The move at Caijing comes as part of a larger constriction of civil society ahead of the 60-year anniversary of the founding of the People's Republic on Oct. 1. In the case of Caijing, the editorial chill came from an unlikely source: reform-minded and Columbia University-educated Wang Boming, the very investor who launched the magazine with a phone call asking Hu Shuli to be editor in chief a decade ago. Wang, a party scion, was born in Poland, where his father was the Chinese ambassador.
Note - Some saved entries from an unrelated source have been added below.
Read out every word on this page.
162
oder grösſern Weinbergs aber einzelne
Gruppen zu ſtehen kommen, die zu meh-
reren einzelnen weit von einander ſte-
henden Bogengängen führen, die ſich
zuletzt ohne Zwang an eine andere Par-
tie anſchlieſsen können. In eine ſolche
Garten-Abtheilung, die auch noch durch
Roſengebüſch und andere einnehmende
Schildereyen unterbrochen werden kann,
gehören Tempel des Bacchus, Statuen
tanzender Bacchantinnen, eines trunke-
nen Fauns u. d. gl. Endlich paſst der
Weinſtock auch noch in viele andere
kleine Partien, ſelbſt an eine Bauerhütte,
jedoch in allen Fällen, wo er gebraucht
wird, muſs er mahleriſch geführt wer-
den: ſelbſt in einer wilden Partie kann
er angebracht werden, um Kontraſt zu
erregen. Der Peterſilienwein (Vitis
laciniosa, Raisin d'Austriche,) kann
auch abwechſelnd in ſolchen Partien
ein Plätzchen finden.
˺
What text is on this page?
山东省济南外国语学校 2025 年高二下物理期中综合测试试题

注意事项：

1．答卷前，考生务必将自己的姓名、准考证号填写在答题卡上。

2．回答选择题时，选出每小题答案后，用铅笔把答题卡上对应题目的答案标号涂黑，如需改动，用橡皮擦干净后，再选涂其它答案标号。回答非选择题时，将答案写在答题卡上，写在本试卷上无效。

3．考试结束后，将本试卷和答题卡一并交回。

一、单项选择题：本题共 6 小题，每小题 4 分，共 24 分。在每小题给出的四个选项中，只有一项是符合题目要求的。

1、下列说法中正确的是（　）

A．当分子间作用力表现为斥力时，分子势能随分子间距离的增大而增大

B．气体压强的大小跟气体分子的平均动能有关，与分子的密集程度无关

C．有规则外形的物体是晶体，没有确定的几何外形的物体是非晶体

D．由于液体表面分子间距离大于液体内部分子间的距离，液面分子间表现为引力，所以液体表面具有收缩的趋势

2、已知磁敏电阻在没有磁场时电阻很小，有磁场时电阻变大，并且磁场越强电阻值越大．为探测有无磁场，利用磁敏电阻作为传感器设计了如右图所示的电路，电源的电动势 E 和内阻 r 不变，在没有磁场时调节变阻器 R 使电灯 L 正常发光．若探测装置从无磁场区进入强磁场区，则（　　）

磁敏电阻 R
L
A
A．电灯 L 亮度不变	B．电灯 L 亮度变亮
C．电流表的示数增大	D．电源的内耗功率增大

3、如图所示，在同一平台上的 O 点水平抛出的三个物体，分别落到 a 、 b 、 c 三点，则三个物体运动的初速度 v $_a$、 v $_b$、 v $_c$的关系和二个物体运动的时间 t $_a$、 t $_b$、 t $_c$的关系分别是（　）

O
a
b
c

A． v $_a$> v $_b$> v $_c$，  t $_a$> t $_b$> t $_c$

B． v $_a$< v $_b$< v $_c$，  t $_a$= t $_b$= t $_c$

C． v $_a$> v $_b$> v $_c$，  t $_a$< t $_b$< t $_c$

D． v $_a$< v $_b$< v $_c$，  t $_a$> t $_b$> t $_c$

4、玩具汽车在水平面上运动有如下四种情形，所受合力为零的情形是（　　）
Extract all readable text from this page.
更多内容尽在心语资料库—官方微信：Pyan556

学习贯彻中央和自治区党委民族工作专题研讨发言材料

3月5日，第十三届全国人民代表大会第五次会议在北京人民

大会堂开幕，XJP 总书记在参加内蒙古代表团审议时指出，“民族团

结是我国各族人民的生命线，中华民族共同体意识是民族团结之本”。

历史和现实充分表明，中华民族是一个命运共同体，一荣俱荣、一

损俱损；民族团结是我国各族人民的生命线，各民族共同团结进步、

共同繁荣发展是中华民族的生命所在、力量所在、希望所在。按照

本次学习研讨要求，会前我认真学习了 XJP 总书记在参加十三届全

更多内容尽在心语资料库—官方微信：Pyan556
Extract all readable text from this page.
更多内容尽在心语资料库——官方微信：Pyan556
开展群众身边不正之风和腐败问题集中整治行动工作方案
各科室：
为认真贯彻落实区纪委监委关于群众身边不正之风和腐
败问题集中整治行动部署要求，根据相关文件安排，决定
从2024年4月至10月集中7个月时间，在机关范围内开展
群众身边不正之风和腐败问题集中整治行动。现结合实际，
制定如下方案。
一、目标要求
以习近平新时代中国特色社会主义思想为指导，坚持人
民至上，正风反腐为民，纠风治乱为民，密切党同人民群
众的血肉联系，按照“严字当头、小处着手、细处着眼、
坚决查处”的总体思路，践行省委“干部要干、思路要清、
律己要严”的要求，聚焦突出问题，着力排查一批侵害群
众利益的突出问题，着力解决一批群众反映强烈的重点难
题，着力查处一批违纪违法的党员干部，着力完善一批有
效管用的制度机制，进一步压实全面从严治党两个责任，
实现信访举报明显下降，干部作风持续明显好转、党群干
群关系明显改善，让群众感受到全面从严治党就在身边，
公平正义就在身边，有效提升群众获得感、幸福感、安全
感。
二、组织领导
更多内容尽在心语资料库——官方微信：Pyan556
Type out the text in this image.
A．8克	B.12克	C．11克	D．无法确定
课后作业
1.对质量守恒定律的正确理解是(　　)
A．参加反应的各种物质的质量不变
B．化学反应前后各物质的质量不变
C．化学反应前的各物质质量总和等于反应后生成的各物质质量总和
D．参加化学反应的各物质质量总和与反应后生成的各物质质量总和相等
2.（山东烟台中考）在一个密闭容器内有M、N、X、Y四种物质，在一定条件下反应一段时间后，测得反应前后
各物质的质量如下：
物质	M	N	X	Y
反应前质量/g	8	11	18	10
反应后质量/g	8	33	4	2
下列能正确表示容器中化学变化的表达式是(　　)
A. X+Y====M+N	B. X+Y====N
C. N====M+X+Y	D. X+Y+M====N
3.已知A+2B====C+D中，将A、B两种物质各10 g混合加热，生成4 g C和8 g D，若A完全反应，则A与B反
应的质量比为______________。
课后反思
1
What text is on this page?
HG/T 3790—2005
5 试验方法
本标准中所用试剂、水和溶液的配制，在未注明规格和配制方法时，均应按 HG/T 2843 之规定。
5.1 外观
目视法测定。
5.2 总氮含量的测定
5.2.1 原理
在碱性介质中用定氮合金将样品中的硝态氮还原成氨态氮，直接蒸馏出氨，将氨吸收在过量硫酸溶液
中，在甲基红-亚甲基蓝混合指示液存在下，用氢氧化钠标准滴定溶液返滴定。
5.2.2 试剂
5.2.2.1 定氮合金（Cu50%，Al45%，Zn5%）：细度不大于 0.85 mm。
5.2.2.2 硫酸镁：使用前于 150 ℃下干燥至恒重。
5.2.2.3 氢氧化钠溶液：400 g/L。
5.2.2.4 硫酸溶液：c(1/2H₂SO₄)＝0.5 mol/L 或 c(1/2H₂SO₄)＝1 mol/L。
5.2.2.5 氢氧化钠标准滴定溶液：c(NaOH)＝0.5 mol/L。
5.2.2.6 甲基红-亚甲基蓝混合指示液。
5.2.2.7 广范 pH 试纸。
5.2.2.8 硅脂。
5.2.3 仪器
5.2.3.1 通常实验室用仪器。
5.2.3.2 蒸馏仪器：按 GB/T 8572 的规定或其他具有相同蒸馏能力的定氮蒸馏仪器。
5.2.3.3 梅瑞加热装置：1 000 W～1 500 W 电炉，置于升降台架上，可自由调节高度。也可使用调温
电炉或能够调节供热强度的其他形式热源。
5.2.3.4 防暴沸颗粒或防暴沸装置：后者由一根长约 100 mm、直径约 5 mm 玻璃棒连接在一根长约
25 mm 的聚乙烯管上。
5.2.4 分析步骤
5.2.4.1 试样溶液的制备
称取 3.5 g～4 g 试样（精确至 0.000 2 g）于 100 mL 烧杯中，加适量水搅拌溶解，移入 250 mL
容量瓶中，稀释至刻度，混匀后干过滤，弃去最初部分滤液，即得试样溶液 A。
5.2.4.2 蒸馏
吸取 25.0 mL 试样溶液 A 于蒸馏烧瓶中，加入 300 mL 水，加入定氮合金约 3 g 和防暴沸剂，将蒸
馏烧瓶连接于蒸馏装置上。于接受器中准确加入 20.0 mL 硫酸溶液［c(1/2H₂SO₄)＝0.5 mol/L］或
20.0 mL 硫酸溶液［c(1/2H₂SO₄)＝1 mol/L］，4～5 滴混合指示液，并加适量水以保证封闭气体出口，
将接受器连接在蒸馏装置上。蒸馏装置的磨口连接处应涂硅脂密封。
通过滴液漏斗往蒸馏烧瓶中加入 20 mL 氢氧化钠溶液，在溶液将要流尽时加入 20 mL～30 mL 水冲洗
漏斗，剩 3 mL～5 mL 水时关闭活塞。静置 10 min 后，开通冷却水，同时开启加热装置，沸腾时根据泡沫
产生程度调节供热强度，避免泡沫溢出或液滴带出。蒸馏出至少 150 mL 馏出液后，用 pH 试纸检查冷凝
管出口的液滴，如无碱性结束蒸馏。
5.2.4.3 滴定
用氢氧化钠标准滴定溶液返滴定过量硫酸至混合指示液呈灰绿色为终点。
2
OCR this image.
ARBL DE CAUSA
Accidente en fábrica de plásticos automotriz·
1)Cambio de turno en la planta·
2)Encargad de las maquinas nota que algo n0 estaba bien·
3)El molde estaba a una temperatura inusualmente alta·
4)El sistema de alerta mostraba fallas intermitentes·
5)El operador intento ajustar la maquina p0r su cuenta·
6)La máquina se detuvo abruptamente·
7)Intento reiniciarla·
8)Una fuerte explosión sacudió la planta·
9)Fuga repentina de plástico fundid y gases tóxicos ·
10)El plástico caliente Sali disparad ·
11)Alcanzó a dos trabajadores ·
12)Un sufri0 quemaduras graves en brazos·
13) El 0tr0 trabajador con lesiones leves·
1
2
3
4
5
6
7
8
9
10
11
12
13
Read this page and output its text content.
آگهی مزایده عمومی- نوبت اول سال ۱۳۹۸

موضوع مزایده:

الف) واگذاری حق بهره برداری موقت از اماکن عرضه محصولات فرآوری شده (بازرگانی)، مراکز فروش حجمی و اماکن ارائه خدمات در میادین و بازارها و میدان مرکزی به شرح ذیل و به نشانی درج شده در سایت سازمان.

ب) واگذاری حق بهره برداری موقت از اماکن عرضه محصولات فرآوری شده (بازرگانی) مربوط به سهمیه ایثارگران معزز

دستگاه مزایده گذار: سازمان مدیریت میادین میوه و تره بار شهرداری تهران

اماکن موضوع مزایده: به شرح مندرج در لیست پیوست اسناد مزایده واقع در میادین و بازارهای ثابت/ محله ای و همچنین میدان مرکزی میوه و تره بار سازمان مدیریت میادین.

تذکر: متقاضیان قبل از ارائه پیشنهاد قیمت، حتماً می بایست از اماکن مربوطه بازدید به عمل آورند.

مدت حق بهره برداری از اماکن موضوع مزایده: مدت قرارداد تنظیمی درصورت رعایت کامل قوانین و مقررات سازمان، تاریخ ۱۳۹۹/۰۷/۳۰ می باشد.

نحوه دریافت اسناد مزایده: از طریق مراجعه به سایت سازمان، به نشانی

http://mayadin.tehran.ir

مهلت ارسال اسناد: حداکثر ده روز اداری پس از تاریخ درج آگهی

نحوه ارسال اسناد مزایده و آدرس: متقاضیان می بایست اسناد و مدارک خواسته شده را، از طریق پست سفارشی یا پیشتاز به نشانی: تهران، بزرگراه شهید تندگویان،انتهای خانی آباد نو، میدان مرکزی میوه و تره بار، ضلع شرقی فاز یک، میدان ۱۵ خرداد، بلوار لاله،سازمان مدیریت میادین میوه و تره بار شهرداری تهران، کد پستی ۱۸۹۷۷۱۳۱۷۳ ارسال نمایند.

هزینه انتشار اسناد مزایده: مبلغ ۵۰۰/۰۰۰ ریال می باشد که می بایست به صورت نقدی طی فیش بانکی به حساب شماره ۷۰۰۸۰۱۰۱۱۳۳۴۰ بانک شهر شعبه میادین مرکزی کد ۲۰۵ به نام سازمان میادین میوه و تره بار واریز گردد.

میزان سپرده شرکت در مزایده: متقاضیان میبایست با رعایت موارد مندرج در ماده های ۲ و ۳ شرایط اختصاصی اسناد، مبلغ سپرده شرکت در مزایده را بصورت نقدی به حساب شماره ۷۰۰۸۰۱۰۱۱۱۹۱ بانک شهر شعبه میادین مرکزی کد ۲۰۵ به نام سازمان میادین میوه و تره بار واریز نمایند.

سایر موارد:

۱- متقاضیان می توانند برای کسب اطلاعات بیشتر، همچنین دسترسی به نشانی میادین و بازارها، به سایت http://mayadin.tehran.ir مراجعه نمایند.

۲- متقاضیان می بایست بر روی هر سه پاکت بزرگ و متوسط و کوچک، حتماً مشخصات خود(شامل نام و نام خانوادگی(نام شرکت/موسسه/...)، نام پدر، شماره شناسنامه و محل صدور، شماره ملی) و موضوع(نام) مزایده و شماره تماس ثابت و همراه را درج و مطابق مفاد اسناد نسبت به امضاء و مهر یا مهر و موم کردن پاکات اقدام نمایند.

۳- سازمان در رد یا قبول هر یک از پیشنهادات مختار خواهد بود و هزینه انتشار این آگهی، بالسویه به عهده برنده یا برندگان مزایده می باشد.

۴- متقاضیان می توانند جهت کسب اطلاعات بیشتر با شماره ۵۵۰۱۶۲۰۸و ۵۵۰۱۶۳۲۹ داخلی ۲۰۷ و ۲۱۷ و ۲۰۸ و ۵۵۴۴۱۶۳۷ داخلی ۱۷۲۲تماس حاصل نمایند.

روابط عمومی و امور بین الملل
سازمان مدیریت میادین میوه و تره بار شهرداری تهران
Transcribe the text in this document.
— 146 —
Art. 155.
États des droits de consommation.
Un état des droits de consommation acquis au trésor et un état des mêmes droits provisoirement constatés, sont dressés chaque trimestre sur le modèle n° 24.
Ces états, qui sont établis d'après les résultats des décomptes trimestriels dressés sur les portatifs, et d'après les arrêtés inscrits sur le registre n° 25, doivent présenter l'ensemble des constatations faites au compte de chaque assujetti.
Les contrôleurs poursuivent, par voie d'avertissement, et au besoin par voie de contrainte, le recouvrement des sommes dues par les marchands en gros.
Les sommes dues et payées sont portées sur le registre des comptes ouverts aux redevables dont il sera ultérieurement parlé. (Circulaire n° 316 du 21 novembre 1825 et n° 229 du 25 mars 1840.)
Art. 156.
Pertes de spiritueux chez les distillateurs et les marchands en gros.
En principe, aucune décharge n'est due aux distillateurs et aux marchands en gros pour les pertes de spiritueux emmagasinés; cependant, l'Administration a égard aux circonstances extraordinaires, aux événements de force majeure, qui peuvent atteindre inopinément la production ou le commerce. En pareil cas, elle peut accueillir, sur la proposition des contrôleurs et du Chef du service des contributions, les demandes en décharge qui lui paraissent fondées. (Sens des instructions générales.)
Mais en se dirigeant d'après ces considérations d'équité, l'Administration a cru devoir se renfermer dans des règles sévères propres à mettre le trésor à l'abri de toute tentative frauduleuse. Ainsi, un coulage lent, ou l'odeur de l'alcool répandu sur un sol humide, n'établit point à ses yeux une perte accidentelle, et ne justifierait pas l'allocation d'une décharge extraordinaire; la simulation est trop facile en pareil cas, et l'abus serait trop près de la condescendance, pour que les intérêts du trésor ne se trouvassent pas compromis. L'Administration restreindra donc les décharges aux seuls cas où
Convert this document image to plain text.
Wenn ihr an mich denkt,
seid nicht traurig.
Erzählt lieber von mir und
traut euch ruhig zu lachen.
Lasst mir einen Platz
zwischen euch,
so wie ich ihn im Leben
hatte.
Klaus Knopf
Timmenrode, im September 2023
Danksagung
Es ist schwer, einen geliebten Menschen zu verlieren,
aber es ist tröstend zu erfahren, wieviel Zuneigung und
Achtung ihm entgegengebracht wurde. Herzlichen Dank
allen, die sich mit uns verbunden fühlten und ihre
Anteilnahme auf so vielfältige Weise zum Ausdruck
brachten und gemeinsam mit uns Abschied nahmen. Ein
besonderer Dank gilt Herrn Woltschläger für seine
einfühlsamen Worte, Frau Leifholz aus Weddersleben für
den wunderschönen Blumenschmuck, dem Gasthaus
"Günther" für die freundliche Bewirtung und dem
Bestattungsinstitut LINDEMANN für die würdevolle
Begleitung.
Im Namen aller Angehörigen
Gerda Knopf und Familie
Wang declined to be interviewed, but he has said that he aspires to turn the holdings group that publishes Caijing -- as well as the Chinese editions of PC Magazine, Sports Illustrated, and Better Homes and Gardens -- into one of China's biggest advertising agencies. Which may be exactly why a push -- or a threat -- from the All-China Federation of Industry and Commerce had such an effect. China's media licensing structure makes it nearly impossible to get a license without major guanxi, or connections to officials in the right places. Private or foreign-invested magazines (like Caijing) often "rent" licenses from state-owned institutions, which means that those institutions end up taking responsibility for any politically risky material -- but investors lose the money if trouble brews.